Thursday, March 23, 2006

The Ovechkin Backlash

For months the hockey media has somewhat reluctantly come around to recognize the special talent that is Alexander Ovechkin. At the same time that stories of fellow phenom Sidney Crosby's erratic temperment and Louganisian exploits have been a near-daily news item, little but praise has been heaped upon the Caps' young Russian, both for his play on the ice and attitude on and off the sheet.

That all ended on Monday night when Ovechkin was benched for a span of about 14 minutes. In mere hours, Ovechkin went from the consummate team-player, to a typically selfish European who wouldn't recognize his own goalie if he bumped into him on the street for lack of time spent in his defensive zone. This anti-Ovechkin backlash was swift and predictable, circulating throughout a mainstream hockey (read: Canadian) media that had annointed Crosby "The Next One" before he was even drafted and has copy to sell.

The latest salvo in the re-imaging of Alex Ovechkin comes from the Globe and Mail's Eric Duhatschek in an article entitled "Ovechkin's Benching Shouldn't Be A Surprise." Asshatschek Duhatschek praises the Caps' coaching staff for sitting Ovechkin, who, "after all, isn't the first young player to get caught up in own goals at the expense of team goals," and I agree that head coach Glen Hanlon did the right thing by treating his young star the same as he would treat anyone else on the team.

But Duhatschek's article makes it clear that he has not watched Ovechkin enough this year to make the blanket statements he makes about Alex's play or what Alex means to his team and instead has lazily resorted to borderline-xenophobic stereotypes ("[p]hilosophically, getting Ovechkin to think team thoughts is the same issue that the Atlanta Thrashers are facing with their brilliant young Russian forward, Ilya Kovalchuk and it's also the same issue that super prospect Evgeni Malkin's Russian Superleague team, Metallurg Magnitogorsk, faces at home as well." What, you couldn't think of a Canadian example?).
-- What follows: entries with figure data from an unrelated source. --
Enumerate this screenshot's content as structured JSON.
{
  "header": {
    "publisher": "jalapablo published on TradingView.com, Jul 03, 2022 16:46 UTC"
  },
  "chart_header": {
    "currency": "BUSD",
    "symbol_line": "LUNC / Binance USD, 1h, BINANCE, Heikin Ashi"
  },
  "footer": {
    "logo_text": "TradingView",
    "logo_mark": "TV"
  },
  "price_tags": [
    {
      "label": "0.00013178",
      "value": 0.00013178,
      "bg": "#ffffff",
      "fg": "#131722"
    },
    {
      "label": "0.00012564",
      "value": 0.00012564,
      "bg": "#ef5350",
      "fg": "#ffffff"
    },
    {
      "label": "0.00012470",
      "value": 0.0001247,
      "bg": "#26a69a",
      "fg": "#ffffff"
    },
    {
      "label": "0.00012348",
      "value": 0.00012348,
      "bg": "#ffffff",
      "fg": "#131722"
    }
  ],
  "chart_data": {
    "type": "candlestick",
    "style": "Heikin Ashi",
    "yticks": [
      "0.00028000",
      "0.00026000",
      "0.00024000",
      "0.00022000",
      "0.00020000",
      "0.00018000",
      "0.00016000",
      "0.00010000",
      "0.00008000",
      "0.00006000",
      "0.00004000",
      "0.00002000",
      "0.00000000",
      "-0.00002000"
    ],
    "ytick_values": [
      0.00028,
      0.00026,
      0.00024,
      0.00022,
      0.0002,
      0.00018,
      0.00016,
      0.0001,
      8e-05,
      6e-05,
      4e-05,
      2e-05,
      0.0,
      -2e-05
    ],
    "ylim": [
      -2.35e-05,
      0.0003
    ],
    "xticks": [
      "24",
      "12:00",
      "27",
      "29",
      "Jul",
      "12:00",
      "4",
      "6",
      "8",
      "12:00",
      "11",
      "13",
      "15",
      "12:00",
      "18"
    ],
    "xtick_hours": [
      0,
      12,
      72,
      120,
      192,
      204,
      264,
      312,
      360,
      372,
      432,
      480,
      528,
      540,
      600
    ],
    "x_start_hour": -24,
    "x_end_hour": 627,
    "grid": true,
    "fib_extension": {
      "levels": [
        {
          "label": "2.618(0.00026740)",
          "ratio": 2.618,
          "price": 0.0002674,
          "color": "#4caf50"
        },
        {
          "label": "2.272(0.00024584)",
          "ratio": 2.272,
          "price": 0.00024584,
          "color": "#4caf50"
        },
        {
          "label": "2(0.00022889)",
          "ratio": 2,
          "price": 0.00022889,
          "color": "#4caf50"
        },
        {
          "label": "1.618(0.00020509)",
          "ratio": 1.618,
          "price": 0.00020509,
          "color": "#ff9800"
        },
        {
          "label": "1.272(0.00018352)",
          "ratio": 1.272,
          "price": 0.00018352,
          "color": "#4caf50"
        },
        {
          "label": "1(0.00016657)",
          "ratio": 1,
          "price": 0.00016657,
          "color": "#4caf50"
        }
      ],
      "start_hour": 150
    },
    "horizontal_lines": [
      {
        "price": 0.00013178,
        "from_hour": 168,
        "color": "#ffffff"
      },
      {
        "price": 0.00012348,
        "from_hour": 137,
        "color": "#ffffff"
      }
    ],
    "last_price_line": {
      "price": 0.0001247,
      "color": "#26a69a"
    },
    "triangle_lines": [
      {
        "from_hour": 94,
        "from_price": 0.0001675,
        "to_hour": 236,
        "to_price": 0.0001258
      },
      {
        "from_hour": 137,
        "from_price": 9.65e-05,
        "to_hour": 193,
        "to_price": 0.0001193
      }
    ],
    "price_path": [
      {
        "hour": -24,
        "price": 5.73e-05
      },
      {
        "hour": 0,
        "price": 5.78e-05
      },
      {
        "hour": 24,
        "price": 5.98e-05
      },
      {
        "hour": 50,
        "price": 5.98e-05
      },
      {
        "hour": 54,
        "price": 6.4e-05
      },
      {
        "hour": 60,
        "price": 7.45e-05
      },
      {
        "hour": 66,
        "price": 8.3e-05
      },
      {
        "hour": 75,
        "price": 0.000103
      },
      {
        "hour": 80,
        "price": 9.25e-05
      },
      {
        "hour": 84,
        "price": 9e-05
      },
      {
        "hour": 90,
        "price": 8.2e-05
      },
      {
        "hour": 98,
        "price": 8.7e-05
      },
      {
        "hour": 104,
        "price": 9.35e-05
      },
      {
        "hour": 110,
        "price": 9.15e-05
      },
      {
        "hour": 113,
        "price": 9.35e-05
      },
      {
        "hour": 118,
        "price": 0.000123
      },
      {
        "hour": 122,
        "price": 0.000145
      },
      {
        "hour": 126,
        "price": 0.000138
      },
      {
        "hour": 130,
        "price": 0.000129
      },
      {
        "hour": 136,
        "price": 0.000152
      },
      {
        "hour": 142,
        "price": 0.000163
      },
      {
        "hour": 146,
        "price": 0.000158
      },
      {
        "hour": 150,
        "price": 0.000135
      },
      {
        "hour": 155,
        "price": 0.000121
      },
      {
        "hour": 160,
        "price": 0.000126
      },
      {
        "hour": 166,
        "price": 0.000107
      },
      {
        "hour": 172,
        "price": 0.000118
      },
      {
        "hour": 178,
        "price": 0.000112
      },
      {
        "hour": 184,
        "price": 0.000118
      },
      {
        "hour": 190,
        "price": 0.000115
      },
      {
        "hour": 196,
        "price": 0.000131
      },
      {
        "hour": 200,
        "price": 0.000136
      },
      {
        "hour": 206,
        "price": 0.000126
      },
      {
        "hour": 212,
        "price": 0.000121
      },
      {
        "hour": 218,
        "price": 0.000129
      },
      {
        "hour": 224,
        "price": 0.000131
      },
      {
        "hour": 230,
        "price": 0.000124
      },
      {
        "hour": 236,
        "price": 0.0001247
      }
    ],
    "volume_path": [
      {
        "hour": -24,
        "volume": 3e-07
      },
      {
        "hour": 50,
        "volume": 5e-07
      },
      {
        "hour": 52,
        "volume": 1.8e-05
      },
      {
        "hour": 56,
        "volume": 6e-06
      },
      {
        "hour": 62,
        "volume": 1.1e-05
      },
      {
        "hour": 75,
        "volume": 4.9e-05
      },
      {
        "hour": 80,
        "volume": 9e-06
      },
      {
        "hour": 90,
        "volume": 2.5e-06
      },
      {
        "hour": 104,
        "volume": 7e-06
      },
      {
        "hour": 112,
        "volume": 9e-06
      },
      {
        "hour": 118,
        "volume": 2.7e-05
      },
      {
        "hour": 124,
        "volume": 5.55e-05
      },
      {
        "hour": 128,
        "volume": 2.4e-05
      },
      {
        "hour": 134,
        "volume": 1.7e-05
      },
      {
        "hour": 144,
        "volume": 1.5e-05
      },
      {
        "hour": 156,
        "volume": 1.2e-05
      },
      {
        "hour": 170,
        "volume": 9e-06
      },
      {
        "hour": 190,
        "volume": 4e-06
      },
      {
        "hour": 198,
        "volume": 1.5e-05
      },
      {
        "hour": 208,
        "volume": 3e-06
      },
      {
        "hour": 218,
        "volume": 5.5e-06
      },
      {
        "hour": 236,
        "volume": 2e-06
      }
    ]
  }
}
Duhatschek is, of course, way off base. in his assesment of Ovechkin's play and attitude, and pushes the envelope on generalizations based on national origin. Consider:
  • Ovechkin currently leads the Caps with 42 assists, 14 more than his next closest teammate, and AO's total would be much higher if he was surrounded by any more talent. There's a reason that Chris Clark has surpassed and Dainius Zubrus will surpass career highs in goals for a single season this year, and that reason is Alex Ovechkin. In fact, Ovechkin may become the first player in NHL history to have more goals and more assists than the second-highest point getter on his team has points (Zubrus currently has 41 points). What a selfish player.
  • Ovechkin and his two linemates (the forementioned Clark and Zubrus) are the only Caps with a significant number of games played who have postive plus/minus ratings (AO is +2). On a team with a negative-71 goal differential, that is simply astounding. By contrast, Kovalchuk is -9 on a team that has both scored and yielded 230 goals and Canadian youngster Eric Staal has a minus-one rating on a team that has scored 46 more goals than it has allowed.
  • Duhatschek makes the claim that "[e]ven though the Russians have been coming for more than two decades (and they get picked high in the draft, the same as Americans and Canadians), there is no real good example (yet anyway) of a Russian player leading a team to a championship." Ask the Tampa Bay Lightning how they feel about that statement. Red Wings fans might even have a name or two that they'd like to throw out there as well.
  • Further to the "and they get picked high in the draft, the same as Americans and Canadians" line, in the past 10 NHL entry drafts, 49 Canadians have been top-10 picks, while only 17 Americans and 12 Russians have been. The first overall pick has been a Canadian six times in that span, while it has twice been a Russian and once been an American. So I guess Duhatschek is partially right and should have stopped his blather after "Russians... are picked high in the draft, the same as Americans."
While I have drifted from my initial defense of Alex Ovechkin into an attack on Eric Duhatschek's ignorant stereotypings, the larger point is that maybe the media is latching on to the Ovechkin benching because they want to sell a Calder Trophy race that simply doesn't exist (hint: the one that does is between Ovechkin and Henrik Lundqvist). Maybe they want to create controversy where there is none (as Ovechkin's 27+ minutes of ice time last night will attest). That's all fine - they have to sell papers. But they do themselves and their trade a disservice when, instead of research and well-thought out analysis, they fall back on tired stereotypes and apply them where they don't fit. Perhaps with guys like Daniel Alfredsson and Mats Sundin dispelling the old "Swedes are soft" company line, "Russians are selfish" is all they have left to cling to. Somewhere, Don Cherry is crying.

1 comment:

Tom L said...

JP,

Fantastic post. AO is truly the real deal, and one or two lapses in judgement does not a 'selfish russian' make.